CSS Gradient Generator

Create linear, radial, and conic gradients with full customization. Use randomization and presets to design perfect gradients for any project.

Color Stop Controls
Color Stops
0.0%#ff00001.00
100.0%#0000ff1.00
Preview

Click on the bar to add a color stop, drag markers to adjust position

CSS Code
Gradient Examples

What is a CSS gradient?

CSS gradients let you create smooth color transitions without any image files. Just write some CSS—no downloads, no extra HTTP requests. They scale perfectly at any size and work on backgrounds, borders, you name it.

The best part? They're built right into CSS using functions like linear-gradient() or radial-gradient(). Want a simple fade? Easy. Need a complex multi-color effect? Add as many color stops as you want. Your pages load faster since there aren't any images to fetch.

These days, gradients are everywhere—backgrounds, buttons, hero sections, cards. Every modern browser supports them. Way better than the old image-based approach.

What's the difference between linear and radial gradients?

Linear gradients flow in a straight line—horizontal, vertical, diagonal, whatever angle you need. The syntax is linear-gradient(direction, color1, color2, ...). Radial gradients radiate out from a center point in circles or ellipses. Think spotlight effects or those trendy circular buttons.

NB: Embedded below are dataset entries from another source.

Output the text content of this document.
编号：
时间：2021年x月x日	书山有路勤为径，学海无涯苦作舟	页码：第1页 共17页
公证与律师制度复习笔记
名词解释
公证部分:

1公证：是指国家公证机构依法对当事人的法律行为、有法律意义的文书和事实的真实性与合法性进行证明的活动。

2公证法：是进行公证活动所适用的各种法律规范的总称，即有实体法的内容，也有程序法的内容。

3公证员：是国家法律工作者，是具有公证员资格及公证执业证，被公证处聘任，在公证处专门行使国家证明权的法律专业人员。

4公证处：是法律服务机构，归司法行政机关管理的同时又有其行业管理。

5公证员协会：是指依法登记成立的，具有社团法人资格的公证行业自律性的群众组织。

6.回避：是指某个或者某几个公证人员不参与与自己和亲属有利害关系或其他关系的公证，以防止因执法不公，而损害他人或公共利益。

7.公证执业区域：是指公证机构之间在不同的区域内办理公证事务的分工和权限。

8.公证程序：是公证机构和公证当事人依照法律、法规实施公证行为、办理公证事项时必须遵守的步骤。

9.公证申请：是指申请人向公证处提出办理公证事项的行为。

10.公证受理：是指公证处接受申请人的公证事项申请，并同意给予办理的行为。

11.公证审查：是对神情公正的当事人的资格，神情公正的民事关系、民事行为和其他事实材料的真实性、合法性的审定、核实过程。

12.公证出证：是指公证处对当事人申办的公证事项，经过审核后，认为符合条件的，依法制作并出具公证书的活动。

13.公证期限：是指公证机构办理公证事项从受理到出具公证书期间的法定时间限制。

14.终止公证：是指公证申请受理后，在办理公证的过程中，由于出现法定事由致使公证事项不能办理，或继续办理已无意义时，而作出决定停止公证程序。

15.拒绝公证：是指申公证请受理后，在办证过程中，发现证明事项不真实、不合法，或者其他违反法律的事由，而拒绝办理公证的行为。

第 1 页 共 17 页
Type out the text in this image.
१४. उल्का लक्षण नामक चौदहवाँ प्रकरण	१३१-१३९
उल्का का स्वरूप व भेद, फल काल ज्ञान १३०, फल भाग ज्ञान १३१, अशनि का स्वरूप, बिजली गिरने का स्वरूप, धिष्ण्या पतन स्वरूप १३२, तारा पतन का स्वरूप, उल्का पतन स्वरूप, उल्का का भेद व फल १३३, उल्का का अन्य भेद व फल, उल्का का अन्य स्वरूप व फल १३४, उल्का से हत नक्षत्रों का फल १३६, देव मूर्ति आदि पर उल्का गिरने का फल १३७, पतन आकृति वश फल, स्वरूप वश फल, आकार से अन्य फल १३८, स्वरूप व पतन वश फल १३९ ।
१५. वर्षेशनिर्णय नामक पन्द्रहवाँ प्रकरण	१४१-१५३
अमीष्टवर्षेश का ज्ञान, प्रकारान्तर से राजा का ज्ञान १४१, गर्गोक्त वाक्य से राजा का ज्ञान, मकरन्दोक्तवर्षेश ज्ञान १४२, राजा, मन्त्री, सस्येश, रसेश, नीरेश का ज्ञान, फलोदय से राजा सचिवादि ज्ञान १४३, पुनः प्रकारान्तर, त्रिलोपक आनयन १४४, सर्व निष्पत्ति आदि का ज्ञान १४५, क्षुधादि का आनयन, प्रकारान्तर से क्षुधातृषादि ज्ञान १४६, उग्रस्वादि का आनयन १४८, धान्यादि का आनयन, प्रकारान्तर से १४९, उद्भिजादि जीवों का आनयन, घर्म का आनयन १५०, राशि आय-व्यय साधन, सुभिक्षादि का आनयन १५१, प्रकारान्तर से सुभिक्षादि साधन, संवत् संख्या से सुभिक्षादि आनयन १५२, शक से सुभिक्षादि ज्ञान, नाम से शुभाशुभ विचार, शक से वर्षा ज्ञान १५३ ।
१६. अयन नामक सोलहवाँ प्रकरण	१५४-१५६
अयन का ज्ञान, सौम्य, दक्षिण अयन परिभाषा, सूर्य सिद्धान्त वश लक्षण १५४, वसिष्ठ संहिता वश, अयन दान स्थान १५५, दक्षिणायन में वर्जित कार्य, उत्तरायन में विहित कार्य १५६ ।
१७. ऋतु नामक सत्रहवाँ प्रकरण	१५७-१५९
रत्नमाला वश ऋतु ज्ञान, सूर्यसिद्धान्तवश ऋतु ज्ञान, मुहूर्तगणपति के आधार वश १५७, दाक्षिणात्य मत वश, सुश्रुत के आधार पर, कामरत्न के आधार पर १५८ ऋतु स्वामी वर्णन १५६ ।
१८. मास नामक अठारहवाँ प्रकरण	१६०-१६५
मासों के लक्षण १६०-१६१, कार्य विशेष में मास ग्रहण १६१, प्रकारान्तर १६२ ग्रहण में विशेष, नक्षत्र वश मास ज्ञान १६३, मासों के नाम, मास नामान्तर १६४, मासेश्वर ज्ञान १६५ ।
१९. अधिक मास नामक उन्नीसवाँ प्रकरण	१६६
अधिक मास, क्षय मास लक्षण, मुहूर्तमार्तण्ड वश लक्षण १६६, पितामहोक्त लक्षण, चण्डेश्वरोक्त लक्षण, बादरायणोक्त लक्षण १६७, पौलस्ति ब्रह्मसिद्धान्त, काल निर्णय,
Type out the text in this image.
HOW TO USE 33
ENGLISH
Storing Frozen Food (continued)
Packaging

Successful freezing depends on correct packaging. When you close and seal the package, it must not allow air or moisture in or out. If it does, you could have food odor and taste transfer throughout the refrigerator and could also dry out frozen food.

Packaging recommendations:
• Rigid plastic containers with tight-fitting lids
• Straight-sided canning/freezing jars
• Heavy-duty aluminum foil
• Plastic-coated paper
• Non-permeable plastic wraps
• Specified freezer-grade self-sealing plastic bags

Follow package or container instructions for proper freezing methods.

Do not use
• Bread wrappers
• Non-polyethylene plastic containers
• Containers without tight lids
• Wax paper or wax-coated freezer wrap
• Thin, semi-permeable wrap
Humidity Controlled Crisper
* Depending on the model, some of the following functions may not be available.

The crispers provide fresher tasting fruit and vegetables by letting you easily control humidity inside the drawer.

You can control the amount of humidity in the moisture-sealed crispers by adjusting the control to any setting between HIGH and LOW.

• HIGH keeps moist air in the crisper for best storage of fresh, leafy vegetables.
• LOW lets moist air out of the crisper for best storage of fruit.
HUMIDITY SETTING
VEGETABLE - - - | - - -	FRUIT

Here's the main difference in use cases:

  • Linear: Sunsets, headers, directional backgrounds, anything that flows in one direction
  • Radial: Spotlights, vignettes, focus effects, circular elements that need depth

Both support multiple colors and you can layer them for wild effects. I typically start with linear since it's more predictable, then switch to radial when I need that circular radiating feel.

How do color stops work in gradients?

Color stops tell the gradient where each color should start and end. Each stop has a color and an optional position (like 0%, 50%, 100%). No position? The colors just spread out evenly.

Check this out: linear-gradient(red 0%, yellow 50%, blue 100%) puts red at the start, yellow in the middle, blue at the end. Want a hard line instead of a smooth fade? Put two stops right next to each other: linear-gradient(red 50%, blue 50%). Boom—sharp edge, no blending.

You can get creative here. Add as many stops as you want. Overlap them. Put multiple colors at the same position.

It's how you create stripes, layered effects, and precise color control. Master color stops and you'll master gradients. Play around with different positions until you get the exact look you're after.

Can I create a gradient with multiple colors?

Absolutely. CSS doesn't limit you—add as many colors as you need. linear-gradient(red, orange, yellow, green, blue, purple) gives you a full rainbow in one line. Works with both linear and radial types.

Pro tip though—stick to 3-5 colors for clean, professional results. Too many and things get muddy. Use our generator above to play around and see what looks good.

How do I create a repeating gradient pattern?

Use repeating-linear-gradient() or repeating-radial-gradient(). Unlike regular gradients that transition once across an element, these tile automatically.

Here's a diagonal stripe: repeating-linear-gradient(45deg, red 0px, red 10px, white 10px, white 20px). It repeats every 20 pixels and fills your entire background. Want a candy-cane effect? There you go.

Common uses include loading animations, progress bars, warning stripes, decorative backgrounds. They perform better than tiled images and scale to any resolution.

Just adjust those color stop distances to control how dense or spread out your pattern looks. Smaller distances = tighter pattern, bigger distances = more spread out.

Are CSS gradients supported in all browsers?

All modern browsers—Chrome, Firefox, Safari, Edge, mobile browsers—support gradients fully. You don't need vendor prefixes anymore for the basic syntax. Supporting IE 10 or older? Add a solid color fallback first: background: #3498db; background: linear-gradient(to right, #3498db, #2980b9);.

Some newer features like conic-gradient() have spottier support on older browsers. Always test on your target browsers. Modern build tools can add vendor prefixes automatically if you need them.